The idea that Satan is at liberty to cause endless harm, like the idea that suffering can be avoided through some action of ours, is a lie told by Satan himself, to cause us to despair.

This is the truth, that God wants to use you for His glory. Sometimes the glory of God is brought about through our suffering. Job's suffering brought God glory. Christ's suffering brought God glory. As Father Richmond writes, "When a Christian suffers, it doesn't matter whether the suffering is the consequence of sin or not. All that matters is that all suffering be accepted and carried as one's cross.

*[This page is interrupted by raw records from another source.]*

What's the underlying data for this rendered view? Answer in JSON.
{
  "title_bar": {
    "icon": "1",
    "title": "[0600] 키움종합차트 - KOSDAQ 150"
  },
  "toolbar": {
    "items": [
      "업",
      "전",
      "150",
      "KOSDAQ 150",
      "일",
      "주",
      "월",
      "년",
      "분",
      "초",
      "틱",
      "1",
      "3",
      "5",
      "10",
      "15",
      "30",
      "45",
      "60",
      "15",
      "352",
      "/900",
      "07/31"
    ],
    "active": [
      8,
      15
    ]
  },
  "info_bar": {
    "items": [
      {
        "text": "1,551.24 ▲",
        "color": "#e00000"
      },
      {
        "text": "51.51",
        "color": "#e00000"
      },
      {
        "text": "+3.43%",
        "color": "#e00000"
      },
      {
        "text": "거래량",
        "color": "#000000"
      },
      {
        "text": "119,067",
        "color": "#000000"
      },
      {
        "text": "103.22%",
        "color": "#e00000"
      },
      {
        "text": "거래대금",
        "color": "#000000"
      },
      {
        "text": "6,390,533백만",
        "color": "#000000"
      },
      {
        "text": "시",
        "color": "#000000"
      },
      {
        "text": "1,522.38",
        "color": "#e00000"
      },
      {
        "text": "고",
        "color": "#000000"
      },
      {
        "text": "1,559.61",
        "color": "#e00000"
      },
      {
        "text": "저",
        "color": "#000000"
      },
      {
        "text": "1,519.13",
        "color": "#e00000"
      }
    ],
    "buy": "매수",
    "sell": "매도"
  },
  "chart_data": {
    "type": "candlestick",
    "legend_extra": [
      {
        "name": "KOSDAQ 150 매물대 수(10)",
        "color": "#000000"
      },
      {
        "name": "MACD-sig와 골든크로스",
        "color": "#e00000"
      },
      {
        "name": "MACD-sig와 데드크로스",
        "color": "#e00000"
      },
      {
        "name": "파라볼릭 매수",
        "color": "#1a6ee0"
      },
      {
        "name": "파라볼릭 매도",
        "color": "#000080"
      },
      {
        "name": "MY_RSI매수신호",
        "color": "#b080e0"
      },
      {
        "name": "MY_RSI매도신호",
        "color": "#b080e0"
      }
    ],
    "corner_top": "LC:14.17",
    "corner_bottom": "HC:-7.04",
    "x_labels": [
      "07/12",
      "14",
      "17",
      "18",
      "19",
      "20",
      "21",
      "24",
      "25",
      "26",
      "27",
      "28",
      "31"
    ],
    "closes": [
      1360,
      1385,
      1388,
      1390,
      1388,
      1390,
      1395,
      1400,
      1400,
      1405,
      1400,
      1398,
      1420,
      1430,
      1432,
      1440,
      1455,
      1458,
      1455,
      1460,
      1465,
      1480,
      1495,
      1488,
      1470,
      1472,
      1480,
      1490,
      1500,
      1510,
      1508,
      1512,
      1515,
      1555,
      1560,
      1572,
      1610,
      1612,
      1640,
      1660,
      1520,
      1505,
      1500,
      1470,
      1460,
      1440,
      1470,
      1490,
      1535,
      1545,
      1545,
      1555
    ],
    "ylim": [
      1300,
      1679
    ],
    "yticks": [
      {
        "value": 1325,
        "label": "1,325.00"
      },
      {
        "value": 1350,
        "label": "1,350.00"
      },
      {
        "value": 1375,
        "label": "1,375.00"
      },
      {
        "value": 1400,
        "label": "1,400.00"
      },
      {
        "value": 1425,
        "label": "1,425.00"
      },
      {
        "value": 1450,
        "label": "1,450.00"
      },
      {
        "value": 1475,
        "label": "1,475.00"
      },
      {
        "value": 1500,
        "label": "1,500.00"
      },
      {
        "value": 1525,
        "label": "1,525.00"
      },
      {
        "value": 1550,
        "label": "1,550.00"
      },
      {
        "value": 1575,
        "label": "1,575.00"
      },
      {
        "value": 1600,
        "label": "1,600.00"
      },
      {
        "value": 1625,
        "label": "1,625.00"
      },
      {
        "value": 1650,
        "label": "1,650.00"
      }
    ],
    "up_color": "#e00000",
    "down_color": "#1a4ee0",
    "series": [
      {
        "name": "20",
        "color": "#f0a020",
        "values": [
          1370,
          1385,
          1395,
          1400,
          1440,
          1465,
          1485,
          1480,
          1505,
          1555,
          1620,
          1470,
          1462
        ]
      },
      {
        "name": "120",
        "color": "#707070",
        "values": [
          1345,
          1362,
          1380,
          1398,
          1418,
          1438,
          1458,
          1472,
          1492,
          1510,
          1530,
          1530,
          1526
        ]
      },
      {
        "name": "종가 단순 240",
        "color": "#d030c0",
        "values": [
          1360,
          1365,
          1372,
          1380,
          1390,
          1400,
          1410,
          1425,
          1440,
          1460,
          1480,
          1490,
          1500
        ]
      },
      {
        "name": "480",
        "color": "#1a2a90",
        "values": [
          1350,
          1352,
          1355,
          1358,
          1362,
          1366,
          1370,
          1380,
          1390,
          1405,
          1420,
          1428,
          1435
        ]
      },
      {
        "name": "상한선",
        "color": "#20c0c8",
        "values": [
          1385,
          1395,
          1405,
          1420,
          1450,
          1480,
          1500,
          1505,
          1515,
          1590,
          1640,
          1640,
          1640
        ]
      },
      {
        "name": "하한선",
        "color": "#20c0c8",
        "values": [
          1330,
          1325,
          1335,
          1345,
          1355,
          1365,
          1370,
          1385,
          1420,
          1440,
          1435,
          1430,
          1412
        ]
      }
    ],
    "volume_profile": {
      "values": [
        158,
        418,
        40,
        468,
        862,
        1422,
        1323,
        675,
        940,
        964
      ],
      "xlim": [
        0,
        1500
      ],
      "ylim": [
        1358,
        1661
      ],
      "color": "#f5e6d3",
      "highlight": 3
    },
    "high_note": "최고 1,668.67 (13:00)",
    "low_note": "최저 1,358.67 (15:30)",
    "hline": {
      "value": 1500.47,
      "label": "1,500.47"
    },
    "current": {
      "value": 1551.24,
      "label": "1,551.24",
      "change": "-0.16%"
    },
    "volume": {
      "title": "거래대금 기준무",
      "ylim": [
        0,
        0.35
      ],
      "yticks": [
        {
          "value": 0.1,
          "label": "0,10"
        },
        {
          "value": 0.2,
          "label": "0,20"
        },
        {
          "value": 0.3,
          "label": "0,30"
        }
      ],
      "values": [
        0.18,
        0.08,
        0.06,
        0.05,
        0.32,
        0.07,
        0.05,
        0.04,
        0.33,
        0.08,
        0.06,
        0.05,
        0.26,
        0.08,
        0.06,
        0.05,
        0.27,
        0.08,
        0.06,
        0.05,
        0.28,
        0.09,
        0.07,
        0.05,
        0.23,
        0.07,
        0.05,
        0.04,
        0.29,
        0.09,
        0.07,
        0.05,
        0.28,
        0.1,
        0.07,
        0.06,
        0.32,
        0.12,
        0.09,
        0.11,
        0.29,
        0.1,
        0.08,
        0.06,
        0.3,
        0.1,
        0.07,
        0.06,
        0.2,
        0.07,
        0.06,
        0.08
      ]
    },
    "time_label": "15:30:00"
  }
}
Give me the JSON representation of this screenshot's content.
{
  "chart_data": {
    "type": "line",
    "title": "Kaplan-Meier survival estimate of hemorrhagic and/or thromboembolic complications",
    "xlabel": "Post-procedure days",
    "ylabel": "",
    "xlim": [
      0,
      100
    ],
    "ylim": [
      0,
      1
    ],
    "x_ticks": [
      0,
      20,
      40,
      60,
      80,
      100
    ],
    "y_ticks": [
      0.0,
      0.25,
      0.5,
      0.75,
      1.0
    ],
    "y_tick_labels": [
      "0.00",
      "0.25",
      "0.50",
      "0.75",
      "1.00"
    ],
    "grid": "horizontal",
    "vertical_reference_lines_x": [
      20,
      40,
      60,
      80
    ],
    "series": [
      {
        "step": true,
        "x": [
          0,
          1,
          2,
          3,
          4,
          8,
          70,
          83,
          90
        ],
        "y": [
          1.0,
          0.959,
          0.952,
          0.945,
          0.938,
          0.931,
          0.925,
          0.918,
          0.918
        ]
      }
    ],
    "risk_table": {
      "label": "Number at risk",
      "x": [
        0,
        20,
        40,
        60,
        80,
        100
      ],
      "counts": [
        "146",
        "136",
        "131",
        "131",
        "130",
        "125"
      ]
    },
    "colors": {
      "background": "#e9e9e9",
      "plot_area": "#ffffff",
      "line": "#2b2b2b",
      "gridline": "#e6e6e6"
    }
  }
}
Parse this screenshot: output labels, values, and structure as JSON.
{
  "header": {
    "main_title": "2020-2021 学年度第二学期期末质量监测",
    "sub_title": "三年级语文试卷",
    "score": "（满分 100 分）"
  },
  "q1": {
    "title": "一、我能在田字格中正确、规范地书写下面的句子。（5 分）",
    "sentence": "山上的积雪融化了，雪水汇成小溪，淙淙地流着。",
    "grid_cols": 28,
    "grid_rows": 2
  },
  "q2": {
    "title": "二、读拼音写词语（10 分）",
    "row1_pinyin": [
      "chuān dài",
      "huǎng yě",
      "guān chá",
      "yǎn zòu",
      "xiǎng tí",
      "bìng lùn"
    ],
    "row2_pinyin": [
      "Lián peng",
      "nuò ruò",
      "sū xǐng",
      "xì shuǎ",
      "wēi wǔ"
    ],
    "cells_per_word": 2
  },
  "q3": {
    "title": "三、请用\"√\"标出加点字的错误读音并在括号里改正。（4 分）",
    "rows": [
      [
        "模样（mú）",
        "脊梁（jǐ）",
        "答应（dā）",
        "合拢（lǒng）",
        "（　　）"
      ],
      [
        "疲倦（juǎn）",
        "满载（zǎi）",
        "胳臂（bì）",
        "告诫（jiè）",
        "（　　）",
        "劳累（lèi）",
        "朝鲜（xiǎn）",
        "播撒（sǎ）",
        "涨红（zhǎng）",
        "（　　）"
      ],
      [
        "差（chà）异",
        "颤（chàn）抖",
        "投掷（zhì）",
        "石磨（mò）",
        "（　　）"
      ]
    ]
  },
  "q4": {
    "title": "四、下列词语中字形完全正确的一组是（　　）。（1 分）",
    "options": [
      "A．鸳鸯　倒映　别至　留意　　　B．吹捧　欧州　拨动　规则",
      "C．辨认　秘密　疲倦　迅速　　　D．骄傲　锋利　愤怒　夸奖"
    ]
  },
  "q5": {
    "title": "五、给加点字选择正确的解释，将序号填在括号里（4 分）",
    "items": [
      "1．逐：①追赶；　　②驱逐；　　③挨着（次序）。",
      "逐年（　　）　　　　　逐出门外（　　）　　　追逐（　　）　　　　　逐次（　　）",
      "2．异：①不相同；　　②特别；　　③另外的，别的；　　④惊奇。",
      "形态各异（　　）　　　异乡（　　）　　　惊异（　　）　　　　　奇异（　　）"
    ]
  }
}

Let it be a testament to God's glory and a penance for all the sins that nailed Christ to the cross."

Do you think that you are somehow too tired to glorify God? God is glorified by lifting you up on the wings of eagles, and he is glorified when you sit there on the ash pile. Do you think you are somehow too shy to glorify God? You can glorify God in your silences. Do you think you are too old? Your age can glorify God. God does not need anything from you to be glorified, except that your soul accepts what he gives to you, and rejoices and praises him it. God will be glorified regardless of what you choose to do, but you have a choice as to whether or not you will be a part of glorifying him by having joy in the world that he has created.

Even if we can do nothing more than lie in a hospital bed and watch a heart monitor beeping on, we can still teach the world about Christian patience and Christian faith. When Job was at his lowest, crouching on a garbage heap and unable to move, he was an example to all of us of patience. Even at his lowest, Job glorified God. His faith today still challenges people. At the moment when he was tempted, Job remembered the goodness of God along with the cruelties of life.

The ultimate foolishness, that foolishness with which Job charges his wife, is that of nihilism in the face of suffering -- it is the ultimate foolishness to forget the goodness of God when trouble comes. As Job says, "shall we receive good at the hand of God, and shall we not receive evil?" Job himself progresses over the course of the book, he does go through the whole gamut of emotions, and yet his three answers to God consistently serve to highlight the foolishness of rejecting ill from God. At the beginning, Job is the one who says that evil must be accepted coming from God. In the middle of the book, Job suggests that he would like the right to trial before God, as if God did not have the right to inflict pain. Yet in the final chapter, Job gives his final answer, repenting and saying "I abhor myself, and repent in dust and ashes." This is the only response we can give when we consider forgetting that God has given us everything. Why, one might ask, does God not answer Job's question? Instead of explaining human suffering to Job, God merely displays his power in all its glory. As Sloan writes, "The Lord squashes Job with a battery of rhetorical questions designed to underscore the infinite gulf between divine and human power. Can Job lay the foundations of the earth? Fashion the ocean or the sun? Create snow and rain? Send forth lightning? Make an ostrich or a wild ass? Design the Behemoth or the Leviathan? Vanquish death?... [until] awed by the divine power, Job truckles."